In reality, my specs were still not perfect, but I soon found out it didn’t matter. As soon as I could run the app, I learned that some initial assumptions needed to be adjusted (for example, the data files, according to my spec, were unnecessarily bloated), and now I had a few options: I could ask Copilot to update the spec, or I could edit it myself; but then how would I use this updated spec to fix the code? The solution I decided on was to discard the initial spec and ask Copilot to create a spec per task. I made sure that I was happy with the task spec and asked it to implement it. Those tasks still needed to be well-contained. If they were too big for its context window, it would still get lost. It also needed to keep looking for files (often using RegExp to scan through the files). It felt incredibly inefficient compared to modern-day IDEs’ refactoring features. The old spec files? It would probably be smart to ditch them, as we wouldn’t want them to taint the context with outdated assumptions. The same goes, in fact, for any old code that might send Copilot down the wrong rabbit hole.
Conclusion
As I mentioned, I have no million-dollar tip how to get Copilot to do what I want, but I can clearly see how my productivity improved within a mere month of working with it. It may have been intuitive learning and may have been upgrades to the IDE or the models but either way, the result is undeniable and there’s no chance I could’ve achieved the progress I made without it.
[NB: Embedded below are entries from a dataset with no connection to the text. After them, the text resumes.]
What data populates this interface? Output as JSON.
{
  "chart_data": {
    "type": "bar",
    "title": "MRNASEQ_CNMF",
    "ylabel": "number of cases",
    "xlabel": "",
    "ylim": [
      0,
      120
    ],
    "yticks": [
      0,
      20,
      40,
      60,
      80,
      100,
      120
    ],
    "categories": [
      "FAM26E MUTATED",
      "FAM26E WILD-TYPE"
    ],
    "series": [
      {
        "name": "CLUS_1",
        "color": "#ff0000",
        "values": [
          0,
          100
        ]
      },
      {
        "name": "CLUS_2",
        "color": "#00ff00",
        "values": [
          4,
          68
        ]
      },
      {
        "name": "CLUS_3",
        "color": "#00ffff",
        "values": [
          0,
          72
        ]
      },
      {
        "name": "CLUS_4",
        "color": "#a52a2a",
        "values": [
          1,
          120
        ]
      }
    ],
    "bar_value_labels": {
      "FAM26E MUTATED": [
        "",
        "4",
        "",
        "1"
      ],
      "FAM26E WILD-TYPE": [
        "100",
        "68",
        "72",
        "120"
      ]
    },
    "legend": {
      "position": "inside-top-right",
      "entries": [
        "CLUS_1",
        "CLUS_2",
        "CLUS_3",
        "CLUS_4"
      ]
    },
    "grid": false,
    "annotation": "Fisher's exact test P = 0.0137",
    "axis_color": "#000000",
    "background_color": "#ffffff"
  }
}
Copilot is valuable when properly utilized: The size of the tasks you give it is directly related to the amount of trust you have for it. Start with small, verifiable, incremental changes to your code, as slop grows when unattended. A limited-size context will force you to feed Copilot only what’s relevant—your spec document should be scoped appropriately, and be sure to archive it after implementation. My prediction, or perhaps my wish, is that future IDEs will incorporate AI capabilities into their existing features, such as refactoring and running unit tests, instead of relying on a third party that’s unaware of the code’s context.